Hereby I am participating in The Film Experience's 'Hit Me With Your Best Shot' series. Nathaniel Rogers is probably my favorite blogger on the internet and I have enjoyed this series for a long time, so I thought I might as well take part in it. It's my first time, so keep that in mind. Enjoy.
I think it's an interesting debate, but it makes me a little sad that almost every time you bring up Chaplin or Keaton nowadays, the inevitable conversation about which one is better must take place. I personally like Keaton better. Something that began in me (as I think it did in many others) as a way of going against the masses that have established Chaplin as the more popular filmmaker. These days, however, knowing many more cinephiles than I did back when I was thirteen, I know that there is no such thing as an "underdog" in the battle between these two silent giants.

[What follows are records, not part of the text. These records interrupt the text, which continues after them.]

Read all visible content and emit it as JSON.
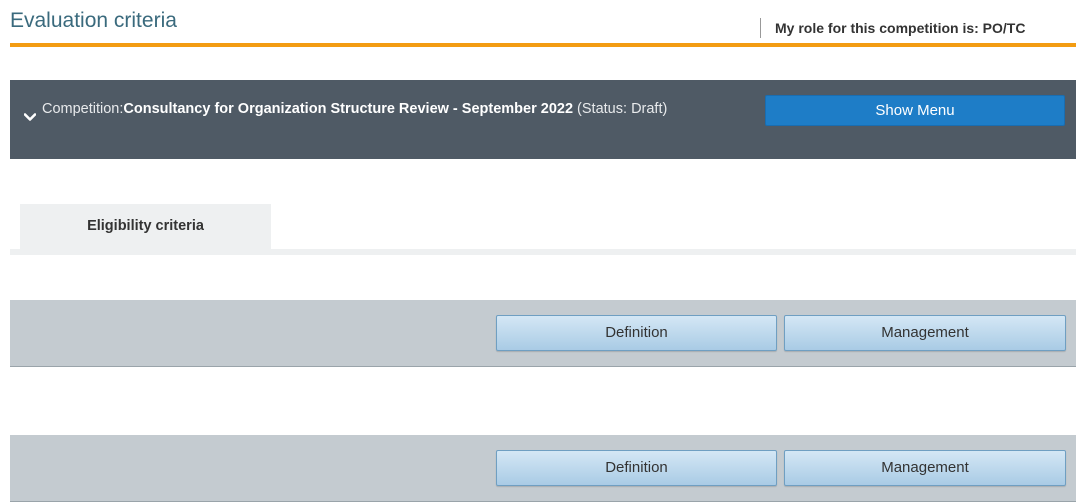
{
  "header": {
    "title": "Evaluation criteria",
    "role_text": "My role for this competition is: PO/TC"
  },
  "competition": {
    "prefix": "Competition:",
    "name": "Consultancy for Organization Structure Review - September 2022",
    "status_open": " (Status: ",
    "status": "Draft",
    "status_close": ")",
    "show_menu_label": "Show Menu"
  },
  "tabs": [
    {
      "label": "Eligibility criteria"
    }
  ],
  "panels": [
    {
      "definition_label": "Definition",
      "management_label": "Management"
    },
    {
      "definition_label": "Definition",
      "management_label": "Management"
    }
  ],
  "colors": {
    "title": "#3a6a7d",
    "accent_rule": "#f39c12",
    "competition_bar": "#4f5a65",
    "show_menu_button": "#1e7dc7",
    "panel": "#c4cbd0",
    "panel_button": "#a9cbe5"
  },
  "icons": {
    "competition_toggle": "chevron-down-icon"
  }
}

The critical consensus probably favors Keaton now.
So, having grown up and matured a little, I have watched both Keaton's and Chapin's work in amore analytical and unbiased fashion and concluded that I loved them both, but Keaton's just better. I think 'The General' is right at the top of the best movies ever made (such a pity it didn't make Sight & Sound's top ten for this decade). Needless to say, re-watching 'Sherlock Jr.' was pure joy.
The 'HMWYBS' series is supposed to be about your favorite shot in a movie, but I couldn't help but go with a sequence that happens early on in the film and encapsulates one of the aspects that make me prefer Keaton. In the scene, our hero the film projectionist who dreams of being a detective (played by Buster Keaton) tries to impress the girl he's in love with by giving her a box of chocolates (of which he changes the price at the bottom of the box to say it cost 4 dollars instead of 1) and a ring with a minuscule stone.
Many talk about how Keaton is superior for using the camera in a more integral way to his story and exploring the medium more thoroughly than Chaplin, that's not the kind of thing that draws a young movie-lover to him. As a young one, it was all about Keaton's character, particularly, his interactions with girls.
You can see it in this scene, how he is stone-faced about the whole situation, timid and yet charming. Not unlike how I felt about myself (the timid part) and how I hoped I would be (the charming part, duh). I have always been delighted and sympathized with Chaplin's little tramp, but I could only identify as much as I did with this projectionist. Chaplin felt to me like a little puppy that wants you to love him too much, his movies are too sentimental. Keaton, is like a cat, that goes after what he wants and gives you just the right amount of charming comedy as he does in this scene.
You see? Not even I, who begrudges it so much, could escape the debate of the silent clowns. For what it's worth, I do have another favorite shot of the movie. The projectionist sleeps, and in a dream, watches his lover with another man in the movie he's projecting. Look at it and tell me it doesn't tell you just too much about the life of a cinephile.